A considerable challenge for the licensure of the WN vaccine is the likelihood of acceptance of a clinical strategy for licensure that does not include a clinical efficacy trial. It has been postulated that Animal Rule provisions in the USA regulations could be a possible licensure strategy for WN vaccines. However, to date, no vaccine has been accepted to utilize this provision for licensure, and it seems the provisions have been developed principally to support development of countermeasures against bioterrorism. It is worth noting in the context of the animal rule, however, that the veterinary vaccines against WN were approved based on protection against experimental challenge of horses and immunological measurements, despite the incidence of WN in horses exceeding 650 per 100,000. Interestingly, two of the three approved vaccines (Table 2) elicit relatively weak neutralizing antibody responses (PRNT50 GMT 5-26) and yet are highly effective against a severe intrathecal challenge with virulent WN virus [13]. The pre-challenge antibody titers are significantly lower in the equine host than in humans following vaccination with ChimeriVax-WN02.

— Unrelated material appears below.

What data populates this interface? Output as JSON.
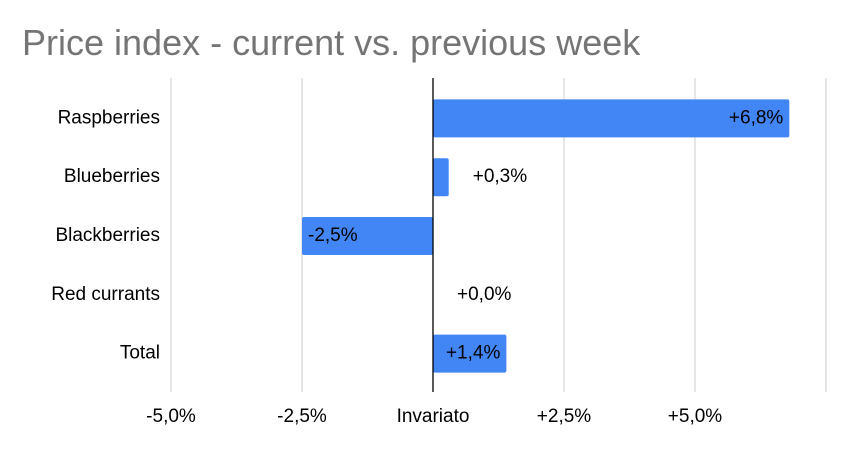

A pragmatic and collaborative approach to the clinical development and licensure by vaccine developers and health authorities will be necessary for vaccines such as WN, whose unique epidemiology so significantly impacts the options for licensure. The licensure process of the WN vaccine could ultimately benefit from the FDA’s Advancing Regulatory Science. This initiative was launched in 2010 to develop new tools, standards, and approaches to assess the safety, efficacy, and quality of novel medical products due to the rapid advances in innovative science in the last few years [58]. In addition, strategies developed for WN virus could also be applicable to future emerging infectious diseases. Vaccination recommendations would also need careful consideration. Weak or permissive vaccination recommendations would likely result in poor uptake. Under these circumstances, it is difficult for any manufacturer to justify an extensive development program or to build production capacity, even if there were a clear licensure pathway. A cost-benefit analysis to determine what groups would benefit from the vaccine could be very useful to support the development of a WN vaccine and subsequently strengthen vaccination recommendations.

7. Conclusions

The available data on the safety and immunogenicity of WN02 candidate vaccine can be considered supportive for vaccine licensure. The pre-clinical studies have demonstrated that the WN vaccine is less neurovirulent than YF 17D, elicits neutralizing antibodies in various animal models, and protects immunized animals from challenge with high doses of wild type virus. Three human clinical trials have confirmed the good safety profile of WN vaccine as compared to placebo, with similar frequencies of unsolicited AEs or ARs, and most AEs being categorized as mild or moderate in severity. In the elderly population, a similar good safety profile was established as compared to adults. The vaccine elicited a strong humoral and cellular immunogenicity, and vaccination with WN vaccine was associated only with a low and transient viremia. In addition, environmental risk assessment evaluation of possible issues of reversion to virulence, recombination or transmission by arthropod vectors has not indicated significant concerns. The epidemiology of the disease presents some difficulty to pursue a classical licensure pathway. The challenges for the development of this vaccine highlight the importance of exploring “non-classical” licensure pathways for a new emerging/reemerging disease without a standard Phase III efficacy trial. The licensure process of the WN vaccine could ultimately benefit from the recent innovative FDA’s Strategic Plan for Regulatory Science. Assessment of different licensure/vaccination options in parallel to the epidemiology and disease burden will certainly require a close collaboration with the involved health authorities to make a human WN vaccine a reality.